Yeah man, most consumer cpu workloads consist of high i/o database tasks.

Attached: 1538685539419.jpg (480x480, 25K)

>Nice, how many decades before it can compete with the zen 2 x86 ISA processors coming out in a few months?
You don't understand the point of high performance RISC architectures. Here the point is not just IPC, but scalability in *multi-socket* systems.

IBM's year old POWER 9 has 24cores 96threads, and you can have 2 of them on the same board, for 48cores 192threads. And insane RAM amount and bandwidth.

You can get these systems now. What does x86 have to compete with that?

Clusters are not the answer because some workloads require single systems, otherwise latency becomes unusable. If you need those workloads, you *need* a scalable risc processor, even with worse IPC, because it ends up much much faster by keeping it single system vs cluster.

And mind you, POWER is not the most scalable risc architecture.
Sparc M8 for instance is 32cores 256threads. And you can put 8 in a board (the M8-8 server), for a total 256cores 2048threads.
Let that sink for a moment. Nothing x86 can come remotely close.

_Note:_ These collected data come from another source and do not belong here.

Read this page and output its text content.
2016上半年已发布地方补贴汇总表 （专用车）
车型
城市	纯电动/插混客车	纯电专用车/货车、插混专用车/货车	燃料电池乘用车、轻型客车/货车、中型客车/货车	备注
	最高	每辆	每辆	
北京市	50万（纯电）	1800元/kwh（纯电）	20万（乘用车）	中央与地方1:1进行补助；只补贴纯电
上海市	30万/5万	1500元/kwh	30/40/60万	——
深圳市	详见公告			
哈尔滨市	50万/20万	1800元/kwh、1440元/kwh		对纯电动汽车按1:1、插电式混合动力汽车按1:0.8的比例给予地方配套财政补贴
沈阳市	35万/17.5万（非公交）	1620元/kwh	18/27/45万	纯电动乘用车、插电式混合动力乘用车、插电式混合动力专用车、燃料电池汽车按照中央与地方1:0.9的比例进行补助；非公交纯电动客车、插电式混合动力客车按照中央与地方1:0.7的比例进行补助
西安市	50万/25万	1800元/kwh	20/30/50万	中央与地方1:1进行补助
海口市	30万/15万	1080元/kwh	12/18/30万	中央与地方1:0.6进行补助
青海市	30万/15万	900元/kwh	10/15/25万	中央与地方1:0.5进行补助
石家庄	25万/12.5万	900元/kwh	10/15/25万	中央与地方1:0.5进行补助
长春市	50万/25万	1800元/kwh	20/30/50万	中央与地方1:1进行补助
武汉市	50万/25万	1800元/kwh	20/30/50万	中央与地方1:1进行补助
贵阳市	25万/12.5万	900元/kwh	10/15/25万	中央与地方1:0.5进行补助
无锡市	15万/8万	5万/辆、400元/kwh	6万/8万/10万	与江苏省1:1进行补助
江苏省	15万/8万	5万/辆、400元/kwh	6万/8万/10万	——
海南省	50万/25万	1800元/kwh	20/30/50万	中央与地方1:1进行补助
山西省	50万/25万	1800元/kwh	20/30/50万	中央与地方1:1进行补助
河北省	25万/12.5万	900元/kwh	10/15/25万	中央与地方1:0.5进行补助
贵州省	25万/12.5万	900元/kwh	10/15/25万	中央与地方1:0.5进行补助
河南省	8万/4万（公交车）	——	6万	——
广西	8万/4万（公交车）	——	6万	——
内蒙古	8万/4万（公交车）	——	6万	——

ARM, another risc architecture, even though not designed with scalability as first priority, is still infinitely more scalable. Proven by the fact that Fujitsu is building their next supercomputer, Post-K, with ARM processors.

In the case of ARM, it has even an IPC advantage over current Intel and AMD x86. Apple's A12, designed for low power consumption, is with 15% in single core *performance* from current x86 chips, at a 2Ghz *disadvantage*. Which indicates crazy higher IPC, in the order of +50-60% compared to x86.

The x86 ship has sailed user. It just lingered on life support due to legacy desktop software.

>In the case of ARM, it has even an IPC advantage over current Intel and AMD x86. Apple's A12, designed for low power consumption, is with 15% in single core *performance* from current x86 chips, at a 2Ghz *disadvantage*. Which indicates crazy higher IPC, in the order of +50-60% compared to x86.
>The x86 ship has sailed user. It just lingered on life support due to legacy desktop software.
Let me guess, you base this off gookbench and not FP64 linpal sustained benchmarks, right?

Attached: i74zmsic4ziggrlkv9c5.gif (800x450, 1.87M)

>JS just happen to benefit a lot from it since it uses float all the time?
This.

So tl;dr, power9 is dogshit outside of database or connecting GPUs together with almost no performance loss as it scales up for supercomputers?